This was part of its 2023 Dirty Dozen campaign to crackdown on tax avoidance.

The IRS said that schemes can take many shapes, ranging from “abusive deals involving syndicated conservation easements and micro-captive insurance arrangements”, and they can also involve an international component, such as “hiding cash and digital assets offshore or using Maltese foreign individual retirement accounts or foreign captive insurance”.

Danny Werfel, IRS commissioner said: “These tax avoidance strategies often target high-income individuals seeking to reduce or eliminate their tax obligation.

“Sometimes taxpayers are conned into believing they can participate in these schemes. People should always look for advice from an independent, trusted tax professional, not a promoter focused on aggressively marketing and pushing questionable transactions.”

Malta

The annual Dirty Dozen campaign – a list of 12 scams and schemes – featured Malta-based individual retirement arrangements “misusing treaty”, the IRS said.

The US taxman said that the arrangements involve US citizens or residents attempting to avoid US tax by “contributing to foreign individual retirement arrangements in Malta, or potentially other host countries”.

The IRS added: “Participants in these transactions typically lack any local connection to the host country, and unlike US law for individual retirement arrangements, the host country’s laws allow for contributions in a form other than cash and do not limit the amount of contributions by reference to employment or self-employment activities.

“By improperly asserting the foreign arrangement as a ‘pension fund’ for US tax treaty purposes, the US taxpayer misconstrues the relevant treaty provisions and improperly claims an exemption from US income tax on gains and earnings in, and distributions from, the foreign individual retirement arrangement.”

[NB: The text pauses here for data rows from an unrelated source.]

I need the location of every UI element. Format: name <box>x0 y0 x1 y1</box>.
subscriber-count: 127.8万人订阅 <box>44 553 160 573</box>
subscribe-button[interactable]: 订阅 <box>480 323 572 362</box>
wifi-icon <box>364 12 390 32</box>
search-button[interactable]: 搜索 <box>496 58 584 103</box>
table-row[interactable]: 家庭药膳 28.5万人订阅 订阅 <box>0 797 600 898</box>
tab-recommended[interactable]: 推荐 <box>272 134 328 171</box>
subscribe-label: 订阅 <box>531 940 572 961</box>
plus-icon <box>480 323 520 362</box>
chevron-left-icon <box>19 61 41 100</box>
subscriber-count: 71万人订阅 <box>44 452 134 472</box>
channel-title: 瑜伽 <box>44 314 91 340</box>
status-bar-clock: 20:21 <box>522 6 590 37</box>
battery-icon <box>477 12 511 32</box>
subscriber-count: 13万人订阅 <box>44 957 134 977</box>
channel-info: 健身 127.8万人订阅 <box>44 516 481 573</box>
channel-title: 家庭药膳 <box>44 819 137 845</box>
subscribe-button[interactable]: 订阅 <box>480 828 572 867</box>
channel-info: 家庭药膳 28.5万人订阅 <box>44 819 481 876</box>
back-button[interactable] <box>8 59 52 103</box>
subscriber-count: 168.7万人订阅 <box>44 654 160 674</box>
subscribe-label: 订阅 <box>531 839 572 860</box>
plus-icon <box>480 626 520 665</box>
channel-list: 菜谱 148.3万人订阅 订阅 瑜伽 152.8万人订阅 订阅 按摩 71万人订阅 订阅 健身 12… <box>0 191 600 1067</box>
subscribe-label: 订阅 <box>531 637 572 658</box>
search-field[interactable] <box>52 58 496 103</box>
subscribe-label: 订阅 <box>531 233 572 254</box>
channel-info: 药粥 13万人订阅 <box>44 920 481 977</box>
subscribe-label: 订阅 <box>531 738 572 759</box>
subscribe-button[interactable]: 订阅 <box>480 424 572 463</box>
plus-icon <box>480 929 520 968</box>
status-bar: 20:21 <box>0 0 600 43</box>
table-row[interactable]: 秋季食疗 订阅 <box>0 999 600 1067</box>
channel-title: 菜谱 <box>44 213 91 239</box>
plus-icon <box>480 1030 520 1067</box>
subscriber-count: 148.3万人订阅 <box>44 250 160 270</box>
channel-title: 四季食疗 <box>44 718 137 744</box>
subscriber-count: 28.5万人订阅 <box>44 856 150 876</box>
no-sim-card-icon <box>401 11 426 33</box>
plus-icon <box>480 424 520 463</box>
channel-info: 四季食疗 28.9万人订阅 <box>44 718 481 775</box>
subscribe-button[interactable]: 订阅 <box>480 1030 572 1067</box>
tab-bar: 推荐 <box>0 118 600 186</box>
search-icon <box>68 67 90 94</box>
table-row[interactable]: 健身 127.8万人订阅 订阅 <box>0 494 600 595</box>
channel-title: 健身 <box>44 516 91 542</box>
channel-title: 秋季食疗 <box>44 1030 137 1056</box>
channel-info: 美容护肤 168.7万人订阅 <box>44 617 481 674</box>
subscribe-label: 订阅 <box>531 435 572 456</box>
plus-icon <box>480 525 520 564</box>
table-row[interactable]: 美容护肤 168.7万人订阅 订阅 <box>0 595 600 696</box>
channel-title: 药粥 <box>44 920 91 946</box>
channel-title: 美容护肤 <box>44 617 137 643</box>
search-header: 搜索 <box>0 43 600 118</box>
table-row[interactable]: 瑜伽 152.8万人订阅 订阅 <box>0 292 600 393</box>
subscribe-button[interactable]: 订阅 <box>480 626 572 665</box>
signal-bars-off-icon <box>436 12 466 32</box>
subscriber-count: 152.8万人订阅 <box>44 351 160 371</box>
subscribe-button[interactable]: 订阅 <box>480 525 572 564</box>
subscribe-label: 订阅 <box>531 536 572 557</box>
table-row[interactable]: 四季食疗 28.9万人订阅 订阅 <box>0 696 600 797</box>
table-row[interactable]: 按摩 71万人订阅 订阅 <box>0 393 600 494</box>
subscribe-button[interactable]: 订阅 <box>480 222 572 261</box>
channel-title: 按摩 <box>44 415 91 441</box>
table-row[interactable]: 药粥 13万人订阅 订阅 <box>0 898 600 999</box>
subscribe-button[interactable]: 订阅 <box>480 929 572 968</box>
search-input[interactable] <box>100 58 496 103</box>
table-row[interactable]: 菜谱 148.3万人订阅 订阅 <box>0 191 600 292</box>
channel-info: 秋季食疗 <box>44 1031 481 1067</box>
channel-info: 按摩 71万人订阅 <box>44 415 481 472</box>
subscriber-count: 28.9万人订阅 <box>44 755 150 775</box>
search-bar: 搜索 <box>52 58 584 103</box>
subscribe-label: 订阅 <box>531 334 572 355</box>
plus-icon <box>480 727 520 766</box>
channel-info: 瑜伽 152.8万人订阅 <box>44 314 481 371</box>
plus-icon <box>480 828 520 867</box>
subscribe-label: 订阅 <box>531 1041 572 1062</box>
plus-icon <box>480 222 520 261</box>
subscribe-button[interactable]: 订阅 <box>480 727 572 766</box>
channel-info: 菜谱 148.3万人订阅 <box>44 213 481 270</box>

Offshore accounts and digital assets

During the Dirty Dozen list, the IRS said that “international tax compliance remains a high priority” for the US taxman.

The US taxman said it is scrutinising taxpayers attempting to hide assets in offshore accounts and accounts holding digital assets, such as cryptocurrency.

The IRS said: The IRS reminds US persons that they are taxable on their worldwide income, unless they can establish there is a statutory or treaty exemption.

“The IRS continues to identify individuals who attempt to conceal income in offshore banks, brokerage accounts, digital asset accounts and nominee entities. The IRS scrutinises structured transactions, private annuities, employee leasing schemes, foreign trusts, the use of nominee ownership and other arrangements used to conceal taxable income, beneficial owners and assets.

“To complement its enforcement investigations, the IRS requires individuals holding foreign assets and third parties to report to the IRS on foreign assets, foreign accounts, foreign entities and digital assets. Reporting requirements carry penalties for failure to file.

“Asset protection professionals and unscrupulous promoters continue to lure US persons into placing their assets in offshore accounts and structures, saying they are out of reach of the IRS. Similarly, unscrupulous promoters recommend digital assets as being untraceable and undiscoverable by the IRS. These assertions are not true. The IRS can identify and track anonymous transactions of foreign financial accounts as well as digital assets.

“Many of these schemes are promoted and advertised online, but all these schemes have one thing in common – they promise tax savings that are too good to be true and will likely cause legal harm to taxpayers.”